49 CAPANNI SUL MARE 1987 EN

49 Capanni sul mare, 1987, oil on canvas, 43 x 53 cm

In this horizontal painting Catarsini proposes, even after many years, the setting of the wild southern coast bordered by the pine forests of the Migliarino park, San Rossore Massaciuccoli. Here too the sandy strip rich in dune vegetation occupies the lower part of the canvas. Green is the protagonist and indicates that we are in spring. Three white huts with brick-red roofs occupy the center of the painting; the one on the left is in the foreground and distanced from the other two close together a little to the right. The line of the shoreline is irregular and so the strip of blue sea is asymmetrical. The sky occupies the upper part of the canvas and dominates with its barely visible clouds streaked with pink and violet-blue.

Insights

The visceral love he nurtured for the motifs that had fascinated him since childhood will lead him to paint for seventy years the seascapes of the Viareggio coast, often populated by fishermen or solitary figures, frequently uninhabited and with rare huts like this one, with the three white parallelepipeds with red roofs and arranged along the slope of the shoreline, between the vegetation that grows in the sand and the blue line of the sea, the white of the waves and the blue of the sky streaked with clouds.

Thus, despite his most innovative works, the artist always returns to his landscapes, painting works dedicated to the sea and the beaches of Versilia with some expressionistic jolts.
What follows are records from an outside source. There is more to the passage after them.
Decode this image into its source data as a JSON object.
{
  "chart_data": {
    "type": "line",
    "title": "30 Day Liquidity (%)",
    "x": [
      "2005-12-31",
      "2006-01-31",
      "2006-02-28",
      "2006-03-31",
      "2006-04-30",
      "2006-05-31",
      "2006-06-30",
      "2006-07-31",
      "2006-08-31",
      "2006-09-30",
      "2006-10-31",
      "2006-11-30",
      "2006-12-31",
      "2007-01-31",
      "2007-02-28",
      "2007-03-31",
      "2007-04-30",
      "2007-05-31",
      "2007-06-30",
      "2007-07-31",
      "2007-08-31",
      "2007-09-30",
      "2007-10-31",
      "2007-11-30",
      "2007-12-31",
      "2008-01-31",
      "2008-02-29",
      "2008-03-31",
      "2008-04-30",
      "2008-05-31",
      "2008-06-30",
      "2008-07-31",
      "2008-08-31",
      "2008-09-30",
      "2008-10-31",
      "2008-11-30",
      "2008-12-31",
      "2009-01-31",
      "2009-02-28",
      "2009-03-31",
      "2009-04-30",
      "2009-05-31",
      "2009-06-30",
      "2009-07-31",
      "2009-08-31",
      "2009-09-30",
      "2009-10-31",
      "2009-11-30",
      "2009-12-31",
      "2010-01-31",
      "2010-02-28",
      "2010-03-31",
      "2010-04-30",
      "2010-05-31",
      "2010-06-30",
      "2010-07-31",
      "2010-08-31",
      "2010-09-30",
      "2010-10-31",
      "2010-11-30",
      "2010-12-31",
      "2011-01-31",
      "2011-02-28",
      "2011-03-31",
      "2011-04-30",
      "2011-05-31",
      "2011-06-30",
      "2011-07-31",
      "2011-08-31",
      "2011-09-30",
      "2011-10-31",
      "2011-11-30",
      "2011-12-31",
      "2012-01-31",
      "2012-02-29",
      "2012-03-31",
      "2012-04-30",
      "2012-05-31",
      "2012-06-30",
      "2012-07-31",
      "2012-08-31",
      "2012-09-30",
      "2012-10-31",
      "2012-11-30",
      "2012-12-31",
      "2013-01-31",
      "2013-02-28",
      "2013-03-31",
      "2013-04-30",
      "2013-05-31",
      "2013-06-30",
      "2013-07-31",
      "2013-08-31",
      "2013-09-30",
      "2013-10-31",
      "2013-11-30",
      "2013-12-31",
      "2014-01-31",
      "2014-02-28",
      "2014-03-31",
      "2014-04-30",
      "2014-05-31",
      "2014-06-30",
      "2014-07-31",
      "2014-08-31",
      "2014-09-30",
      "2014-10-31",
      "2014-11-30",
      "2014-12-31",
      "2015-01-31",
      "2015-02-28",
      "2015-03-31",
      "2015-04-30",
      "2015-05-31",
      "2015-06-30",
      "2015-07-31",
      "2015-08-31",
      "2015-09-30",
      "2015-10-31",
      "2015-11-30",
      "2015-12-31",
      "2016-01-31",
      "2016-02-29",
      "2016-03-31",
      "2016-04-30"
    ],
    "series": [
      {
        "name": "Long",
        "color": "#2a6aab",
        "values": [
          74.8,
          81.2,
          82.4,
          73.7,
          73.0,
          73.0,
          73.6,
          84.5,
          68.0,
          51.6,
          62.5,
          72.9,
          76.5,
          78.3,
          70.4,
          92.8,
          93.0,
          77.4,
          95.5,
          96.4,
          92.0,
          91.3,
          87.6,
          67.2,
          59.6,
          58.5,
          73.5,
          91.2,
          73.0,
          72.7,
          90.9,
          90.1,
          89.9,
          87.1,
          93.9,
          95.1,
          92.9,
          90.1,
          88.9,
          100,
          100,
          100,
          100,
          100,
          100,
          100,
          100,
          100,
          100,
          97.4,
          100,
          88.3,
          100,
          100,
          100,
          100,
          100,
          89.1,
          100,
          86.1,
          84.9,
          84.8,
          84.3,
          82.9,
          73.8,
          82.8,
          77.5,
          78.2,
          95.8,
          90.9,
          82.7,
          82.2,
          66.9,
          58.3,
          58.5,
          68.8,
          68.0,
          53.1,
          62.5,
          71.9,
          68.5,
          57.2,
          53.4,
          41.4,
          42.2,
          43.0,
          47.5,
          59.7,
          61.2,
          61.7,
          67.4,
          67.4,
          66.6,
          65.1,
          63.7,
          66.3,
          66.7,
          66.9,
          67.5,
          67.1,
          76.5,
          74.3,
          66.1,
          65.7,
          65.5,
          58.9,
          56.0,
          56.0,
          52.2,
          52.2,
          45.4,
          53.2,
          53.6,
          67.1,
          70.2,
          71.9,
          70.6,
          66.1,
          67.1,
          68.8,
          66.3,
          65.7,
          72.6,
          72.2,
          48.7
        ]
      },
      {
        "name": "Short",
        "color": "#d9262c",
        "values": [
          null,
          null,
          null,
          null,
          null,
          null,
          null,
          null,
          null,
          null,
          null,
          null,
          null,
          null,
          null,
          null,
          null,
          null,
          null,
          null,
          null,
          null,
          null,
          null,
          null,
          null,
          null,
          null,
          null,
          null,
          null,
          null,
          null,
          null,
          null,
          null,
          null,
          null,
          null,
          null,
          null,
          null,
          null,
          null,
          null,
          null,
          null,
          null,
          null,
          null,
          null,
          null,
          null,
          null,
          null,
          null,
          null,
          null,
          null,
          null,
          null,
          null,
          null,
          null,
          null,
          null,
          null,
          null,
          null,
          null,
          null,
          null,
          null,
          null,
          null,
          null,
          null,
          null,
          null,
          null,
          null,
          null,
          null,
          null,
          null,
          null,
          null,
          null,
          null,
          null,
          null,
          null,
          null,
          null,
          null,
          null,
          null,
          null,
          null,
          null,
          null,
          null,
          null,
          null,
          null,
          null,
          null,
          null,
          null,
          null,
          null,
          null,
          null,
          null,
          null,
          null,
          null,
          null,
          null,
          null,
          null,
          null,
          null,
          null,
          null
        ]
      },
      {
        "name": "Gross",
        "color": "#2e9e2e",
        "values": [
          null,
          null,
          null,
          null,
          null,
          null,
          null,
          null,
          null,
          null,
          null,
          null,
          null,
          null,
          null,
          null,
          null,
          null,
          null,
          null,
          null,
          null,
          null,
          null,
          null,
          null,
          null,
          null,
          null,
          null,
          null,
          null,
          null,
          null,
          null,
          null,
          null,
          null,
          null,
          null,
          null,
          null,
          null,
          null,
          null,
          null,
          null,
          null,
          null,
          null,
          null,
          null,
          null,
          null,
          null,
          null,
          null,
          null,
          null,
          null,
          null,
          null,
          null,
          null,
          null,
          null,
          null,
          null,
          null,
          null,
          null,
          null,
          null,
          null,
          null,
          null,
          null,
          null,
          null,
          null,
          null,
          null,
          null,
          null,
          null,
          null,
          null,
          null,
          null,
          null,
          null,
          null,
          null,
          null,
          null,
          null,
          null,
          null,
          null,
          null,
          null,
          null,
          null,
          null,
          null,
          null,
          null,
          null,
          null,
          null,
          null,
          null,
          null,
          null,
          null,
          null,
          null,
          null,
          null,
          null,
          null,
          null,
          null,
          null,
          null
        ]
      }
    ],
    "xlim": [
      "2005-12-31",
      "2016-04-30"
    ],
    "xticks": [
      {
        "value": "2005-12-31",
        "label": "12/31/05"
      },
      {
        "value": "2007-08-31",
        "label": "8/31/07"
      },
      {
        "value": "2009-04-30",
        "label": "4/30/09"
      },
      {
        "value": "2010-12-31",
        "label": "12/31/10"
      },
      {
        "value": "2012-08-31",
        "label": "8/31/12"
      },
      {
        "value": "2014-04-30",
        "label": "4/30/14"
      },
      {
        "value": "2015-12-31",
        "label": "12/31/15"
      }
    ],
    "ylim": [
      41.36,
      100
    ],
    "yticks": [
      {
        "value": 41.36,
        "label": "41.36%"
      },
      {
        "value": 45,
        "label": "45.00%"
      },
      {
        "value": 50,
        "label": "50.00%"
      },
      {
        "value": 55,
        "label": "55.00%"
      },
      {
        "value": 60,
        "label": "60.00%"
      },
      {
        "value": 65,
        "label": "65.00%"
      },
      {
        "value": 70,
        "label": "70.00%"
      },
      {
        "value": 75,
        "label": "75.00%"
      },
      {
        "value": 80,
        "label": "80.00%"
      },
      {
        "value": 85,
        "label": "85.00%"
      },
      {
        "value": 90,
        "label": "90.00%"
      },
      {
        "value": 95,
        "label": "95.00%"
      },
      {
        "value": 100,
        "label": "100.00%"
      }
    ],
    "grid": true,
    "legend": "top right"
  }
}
One of the main themes of his painting is, in fact, the relationship with his native land, which he made known in Italy and abroad: Viareggio, with its busy docks, silent canals, pine forests, the Versilia marinas, poignant and bare, the landscapes of an extraordinary territory that has enchanted artists and poets. Viareggio and its sea are his school of life and painting. Not the tourist and seaside Viareggio, but that of the docks and the still wild beaches between the pine forest and the sea, those landscapes that, in the words of Paloscia, constitute “the true lymph” of Catarsini’s pictorial discourse.

In May 1982 he was in Paris, for an exhibition organized by the Italian Cultural Center at the Grande Salle of the Chamber of Commerce at the Italian Embassy, ​​where he was defined as “the last romantic of Italian painting”; the Municipality of Ferrara organized an anthological exhibition of his work at the Galleria d’Arte Moderna Massari and at Palazzo dei Diamanti, where mechanical compositions were exhibited. The following year the Municipality of Viareggio dedicated a vast anthological exhibition to him at Palazzo Paolina, curated by Mario De Micheli with 170 works, including oils, drawings and watercolours, and the Circolo degli Artisti of Turin organized a vast exhibition of his work. In 1984, the Centro culturale Saint-Vincent paid homage to his art and the Regione Piemonte promoted a personal exhibition of his work in Cuneo, as did the Galleria il Triangolo of Cremona. In 1989 the Associazione Piemonte Artistico e Culturale hosted an exhibition of his works selected from 1920 to 1984 in Turin, curated by Angelo Mistrangelo. In 1982, his 1957 Simbologia meccanica was sold for a very considerable sum at an auction held by Brerarte in Milan, which hosted it assiduously until 1989. The same fate befell one of his 1951 paintings in 1985, which was sold by Sotheby’s.